Kedua. Mengajarkan emansipasi manusia dari nilai- nilai palsu yang bersumber pada hawa nafsu, gila kekuasaan, dan kesenangan- kesenangan sensual belaka.
Suatu kehidupan yang didedikasikan pada kelezatan sensual, kekuasaan, dan penumpukan kekayaan dapat mengeruhkan akal sehat dan mendistorsi pikiran jernih. Sebenarnya telah dengan tajam Al- Qur’an menyindir orang-orang seperti ini. “Terangkanlah kepadaku tentang orang yang menjadikan hawa nafsunya sebagai tuhannya. Maka apakah kamu dapat menjadi pemelihara atasnya? atau apakah kamu mengira bahwa kebanyakan mereka itu mendengar atau memahami. Mereka itu tidak lain, hanyalah seperti binatang ternak, bahkan mereka lebih sesat jalannya (dari binatang ternak itu)”. ( QS. Al- Furqon : 43-44).
Ketiga. Sebagai frame of thought dalam perkembangan ilmu pengetahuan dan teknologi.
Maksudnya ialah bahwa tauhid menjadi kerangka pemikiran dalam menemukan hakikat kebenaran mengenai segala yang ada di alam semesta ini pada seginya yang abstrak, potensial, maupun yang konkret. Namun kenyataannya umat muslim sekarang berada dalam suatu ironi ( keterbalikan) dimana kemiskinan, kelaparan dan kebodohan belum juga teratasi; jarak antara si kaya dengan si miskin semakin tajam; keadilan dan kejujuran semakin langka; seta kebenaran semakin mudah direkayasa di tengah – tengah perkembangan ilmu pengetahuan dan teknologi. Pada tujuan ilmu pengetahuan dan teknologi justru demi upaya pembebasan dan memudahkan manusia ( umat muslim khususnya) dalam menghadapi dan menyelesaikan masalah hidup mereka.
Keempat. Menjadikan Islam tumbuh sebagai kekuatan peradaban dunia.
Apabila tauhid direlasikan dengan ilmu pengetahuan maka dapat menjadikan islam tumbuh sebagai kekuatan peradaban dunia dan mampu menjembatani wilayah- wilayah peradaban local menjadi peradaban mondial karena tauhid merupakan paradigma dari metode ilmiah dalam seluruh wilayah ilmu pengetahuan umat islam. Sebagai bukti banyak ilmuan kelas dunia yang lahir dari dunia islam dan karya- karyanya telah menjadi bidan bagi kelahiran ilmu pengetahuan dan peradaban barat modern.

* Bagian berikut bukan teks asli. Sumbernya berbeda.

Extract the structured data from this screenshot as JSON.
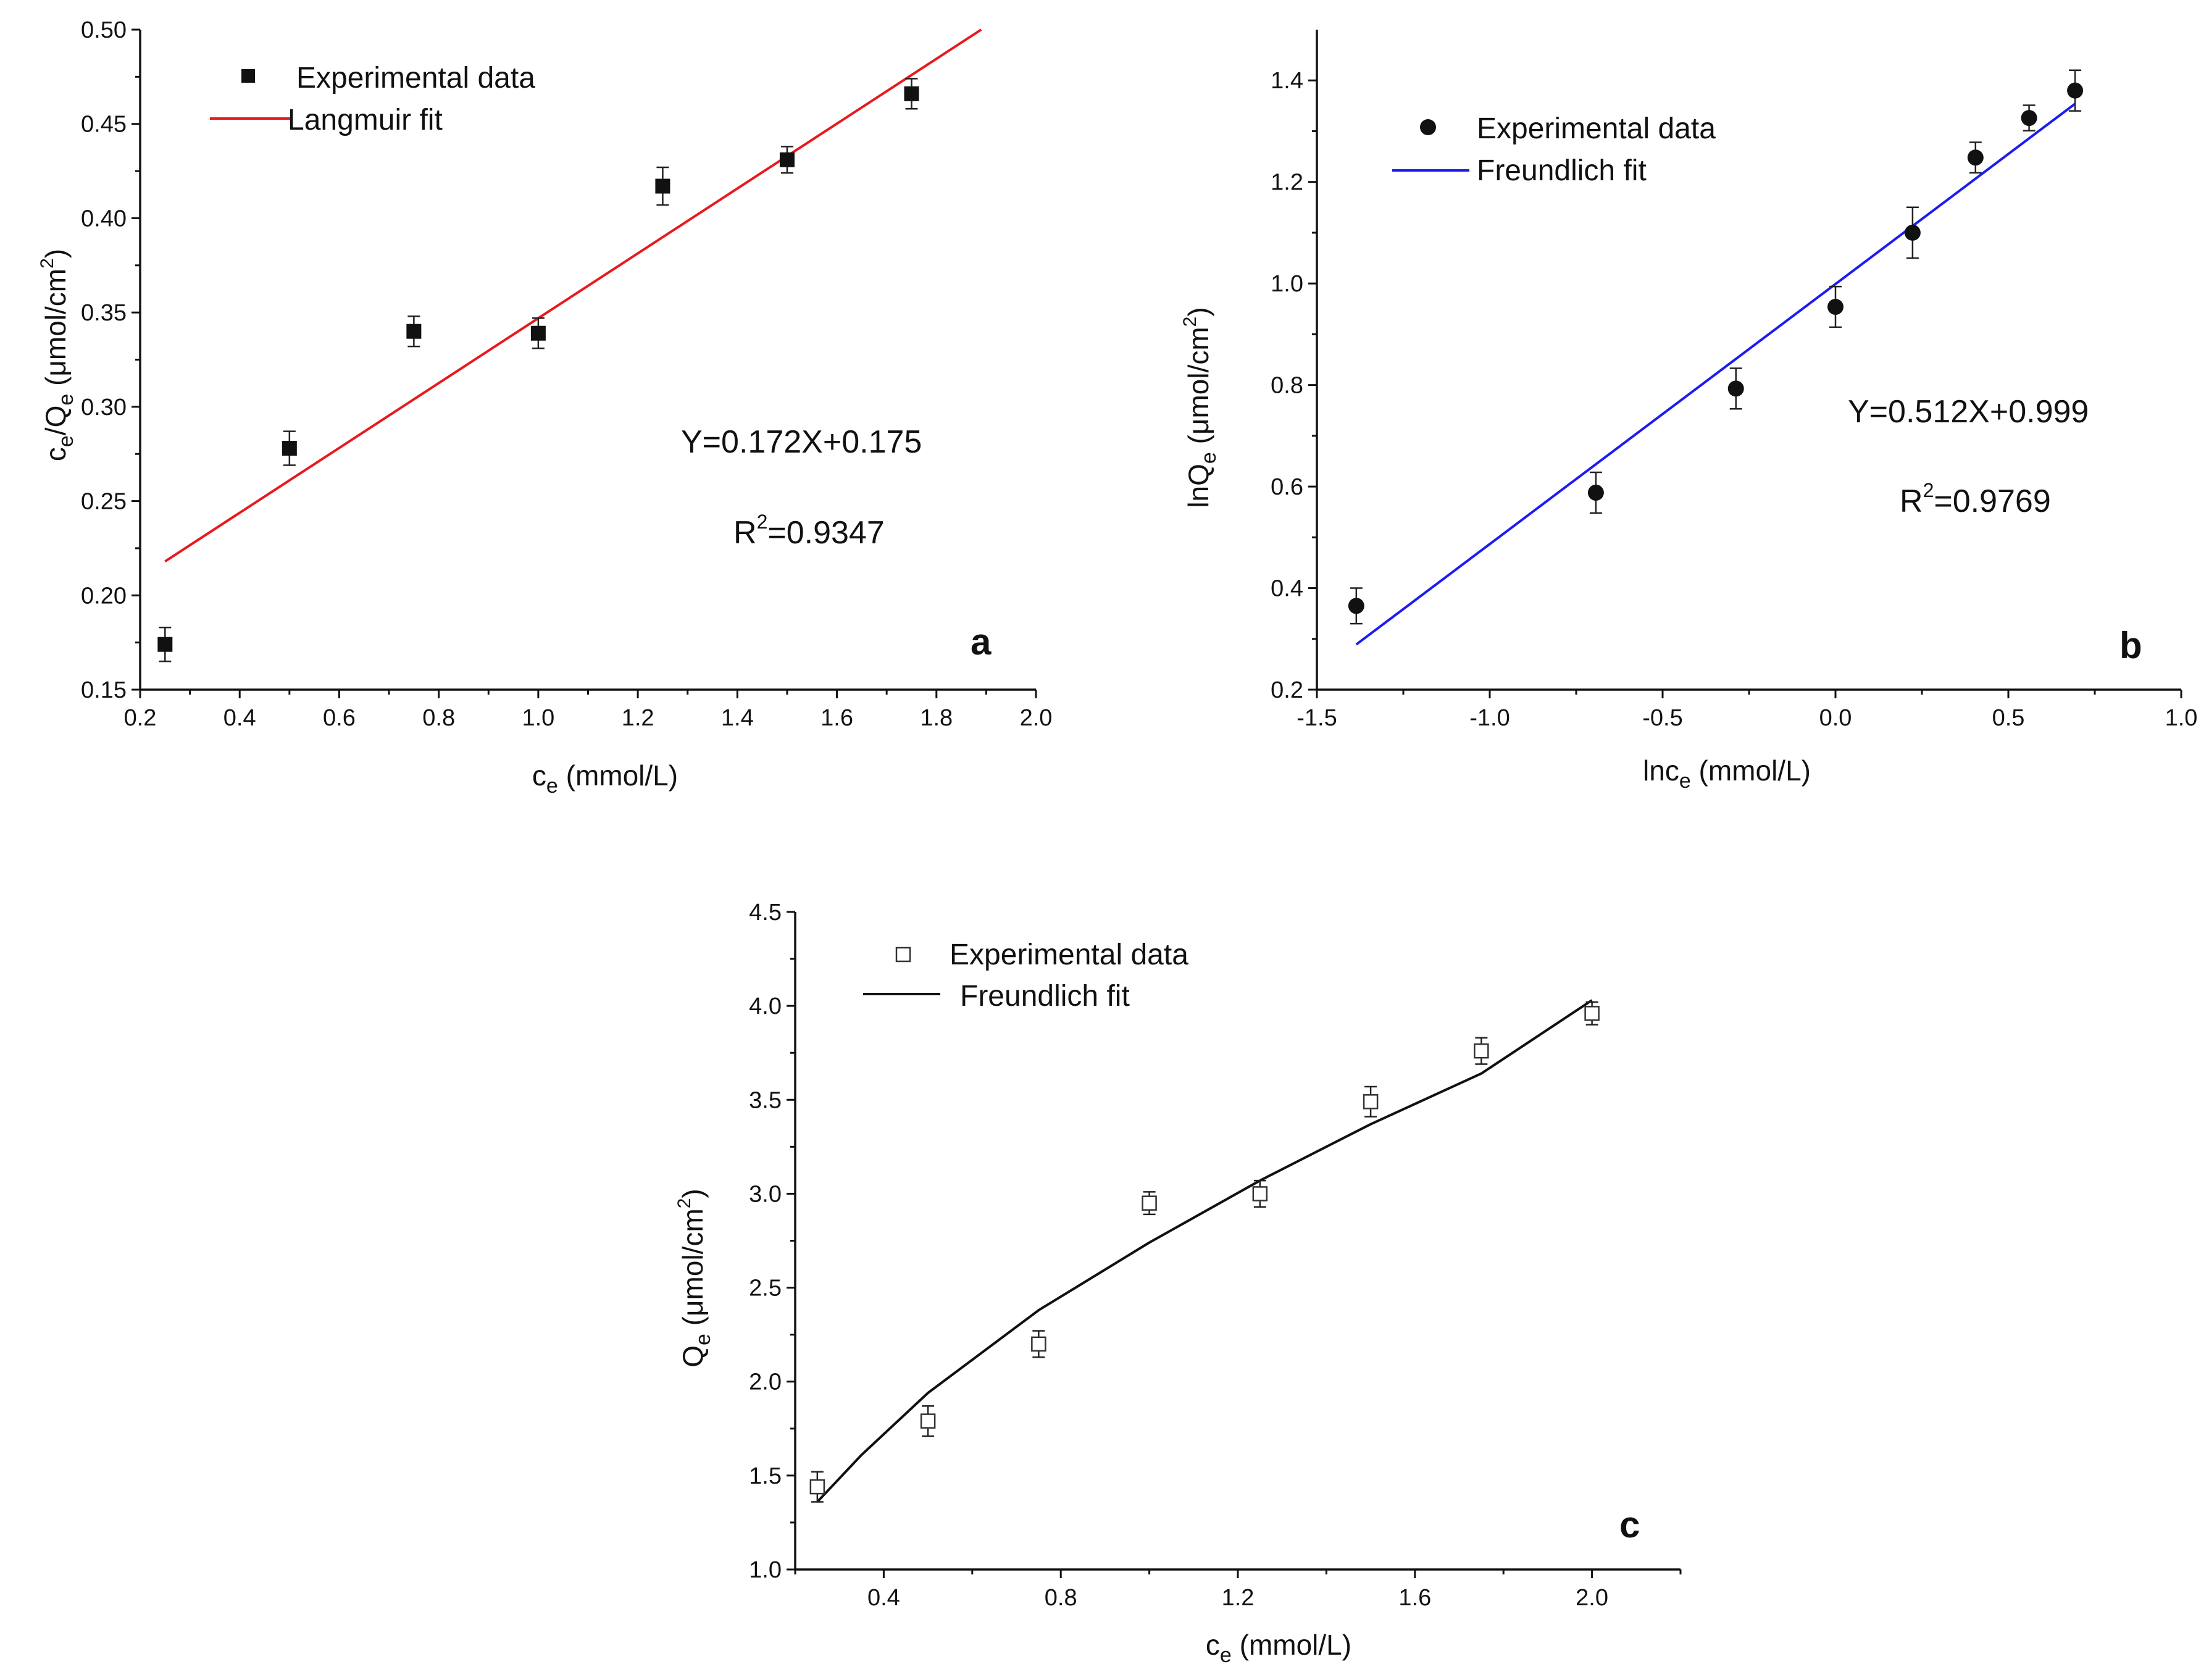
{
  "chart_data": [
    {
      "id": "a",
      "type": "scatter",
      "panel_letter": "a",
      "xlabel": {
        "base": "c",
        "sub": "e",
        "rest": " (mmol/L)"
      },
      "ylabel": {
        "a": "c",
        "a_sub": "e",
        "b": "/Q",
        "b_sub": "e",
        "c": " (μmol/cm",
        "c_sup": "2",
        "d": ")"
      },
      "xlim": [
        0.2,
        2.0
      ],
      "ylim": [
        0.15,
        0.5
      ],
      "xticks": [
        "0.2",
        "0.4",
        "0.6",
        "0.8",
        "1.0",
        "1.2",
        "1.4",
        "1.6",
        "1.8",
        "2.0"
      ],
      "yticks": [
        "0.15",
        "0.20",
        "0.25",
        "0.30",
        "0.35",
        "0.40",
        "0.45",
        "0.50"
      ],
      "legend": {
        "position": "top-left",
        "data_label": "Experimental data",
        "fit_label": "Langmuir fit"
      },
      "marker": "filled-square",
      "line_color": "#e8191e",
      "series": [
        {
          "name": "Experimental data",
          "x": [
            0.25,
            0.5,
            0.75,
            1.0,
            1.25,
            1.5,
            1.75
          ],
          "y": [
            0.174,
            0.278,
            0.34,
            0.339,
            0.417,
            0.431,
            0.466
          ],
          "err": [
            0.009,
            0.009,
            0.008,
            0.008,
            0.01,
            0.007,
            0.008
          ]
        },
        {
          "name": "Langmuir fit",
          "x": [
            0.25,
            1.89
          ],
          "y": [
            0.218,
            0.5
          ]
        }
      ],
      "annotations": {
        "equation": "Y=0.172X+0.175",
        "r2_label": "R",
        "r2_sup": "2",
        "r2_value": "=0.9347"
      }
    },
    {
      "id": "b",
      "type": "scatter",
      "panel_letter": "b",
      "xlabel": {
        "base": "lnc",
        "sub": "e",
        "rest": " (mmol/L)"
      },
      "ylabel": {
        "a": "lnQ",
        "a_sub": "e",
        "c": " (μmol/cm",
        "c_sup": "2",
        "d": ")"
      },
      "xlim": [
        -1.5,
        1.0
      ],
      "ylim": [
        0.2,
        1.5
      ],
      "xticks": [
        "-1.5",
        "-1.0",
        "-0.5",
        "0.0",
        "0.5",
        "1.0"
      ],
      "yticks": [
        "0.2",
        "0.4",
        "0.6",
        "0.8",
        "1.0",
        "1.2",
        "1.4"
      ],
      "legend": {
        "position": "top-left",
        "data_label": "Experimental data",
        "fit_label": "Freundlich fit"
      },
      "marker": "filled-circle",
      "line_color": "#1c1cf0",
      "series": [
        {
          "name": "Experimental data",
          "x": [
            -1.386,
            -0.693,
            -0.288,
            0.0,
            0.223,
            0.405,
            0.56,
            0.693
          ],
          "y": [
            0.365,
            0.588,
            0.793,
            0.954,
            1.1,
            1.248,
            1.326,
            1.38
          ],
          "err": [
            0.035,
            0.04,
            0.04,
            0.04,
            0.05,
            0.03,
            0.025,
            0.04
          ]
        },
        {
          "name": "Freundlich fit",
          "x": [
            -1.386,
            0.693
          ],
          "y": [
            0.289,
            1.354
          ]
        }
      ],
      "annotations": {
        "equation": "Y=0.512X+0.999",
        "r2_label": "R",
        "r2_sup": "2",
        "r2_value": "=0.9769"
      }
    },
    {
      "id": "c",
      "type": "scatter",
      "panel_letter": "c",
      "xlabel": {
        "base": "c",
        "sub": "e",
        "rest": " (mmol/L)"
      },
      "ylabel": {
        "a": "Q",
        "a_sub": "e",
        "c": " (μmol/cm",
        "c_sup": "2",
        "d": ")"
      },
      "xlim": [
        0.2,
        2.2
      ],
      "ylim": [
        1.0,
        4.5
      ],
      "xticks": [
        "0.4",
        "0.8",
        "1.2",
        "1.6",
        "2.0"
      ],
      "yticks": [
        "1.0",
        "1.5",
        "2.0",
        "2.5",
        "3.0",
        "3.5",
        "4.0",
        "4.5"
      ],
      "legend": {
        "position": "top-left",
        "data_label": "Experimental data",
        "fit_label": "Freundlich fit"
      },
      "marker": "open-square",
      "line_color": "#111111",
      "series": [
        {
          "name": "Experimental data",
          "x": [
            0.25,
            0.5,
            0.75,
            1.0,
            1.25,
            1.5,
            1.75,
            2.0
          ],
          "y": [
            1.44,
            1.79,
            2.2,
            2.95,
            3.0,
            3.49,
            3.76,
            3.96
          ],
          "err": [
            0.08,
            0.08,
            0.07,
            0.06,
            0.07,
            0.08,
            0.07,
            0.06
          ]
        },
        {
          "name": "Freundlich fit",
          "x": [
            0.25,
            0.35,
            0.5,
            0.75,
            1.0,
            1.25,
            1.5,
            1.75,
            2.0
          ],
          "y": [
            1.36,
            1.61,
            1.94,
            2.38,
            2.74,
            3.07,
            3.37,
            3.64,
            4.03
          ]
        }
      ],
      "annotations": {}
    }
  ]
}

Kelima. Sebagai pondasi keimanan yang juga menjamin kebahagiaan dan kesejahteraan hidup seluruh umat manusia, ketika seluruh ajaran- ajarannya dilaksanakan secara konsisten.
Dengan menjadikan tauhid sebagai pegangan dalam hidup, serta merealisasikan perintah yag ada, maka akan terwujud suatu kebahagiaan serta kedamaian hidup yang tak terhingga. Karena telah di tanjapkan dalam hati bahwa tidak ada yang memiliki kekuatan maupun kekuasaan selain Ilahirabbi.
Keenam. Mengajarkan kepada umat islam supaya menjadikan Allah Jalla wa ‘Alasebagai pusat kesadaran intelektual mereka.
Dengan kata lain, bahwa semua aktivitas yang dilakukan maupun kejadian yang terjadi merupakan atas kehendak Allah Jalla wa ‘Ala, semua itu telah diatur dengan sempurna oleh-Nya. Karena Dia lah pemilik seluruh isi alam ini, Dia mengetahui segala hal yang ghoib ( abstrak) maupun yang dzohir, yang tersembunyi maupun yang tampak, Dia lah Tuhan yang patut untuk disembah dan tiada Tuhan selain Dia.
Dengan diketahuinya fungsi- fungsi tauhid oleh umat islam serta mereka dapat dan mau mengaplikasikannya dalam kehidupan maka mereka akan menjadi manusia tauhid yang memiliki ciri-ciri positif, yaitu :
1.    Memiliki komitmen utuh pada Tuhannya. Ia akan berusaha secara maksimal untuk menjalankan pesan dan perintah Allah Subhanahu wa Ta’ala sesuai dengan kadar kemampuannya.
2.    Menolak pedoman hidup yang datangnya bukan dari Allah Subhanahu wa Ta’ala. Dalam kontek masyarakat manusia, penolakannya berarti emansipasi dan pengembangan kebebasan esensialnya dari seluruh belenggu buatan manusia, supaya komitmennya pada Allah ‘Azza wa Jalla menjadi utuh dan kukuh.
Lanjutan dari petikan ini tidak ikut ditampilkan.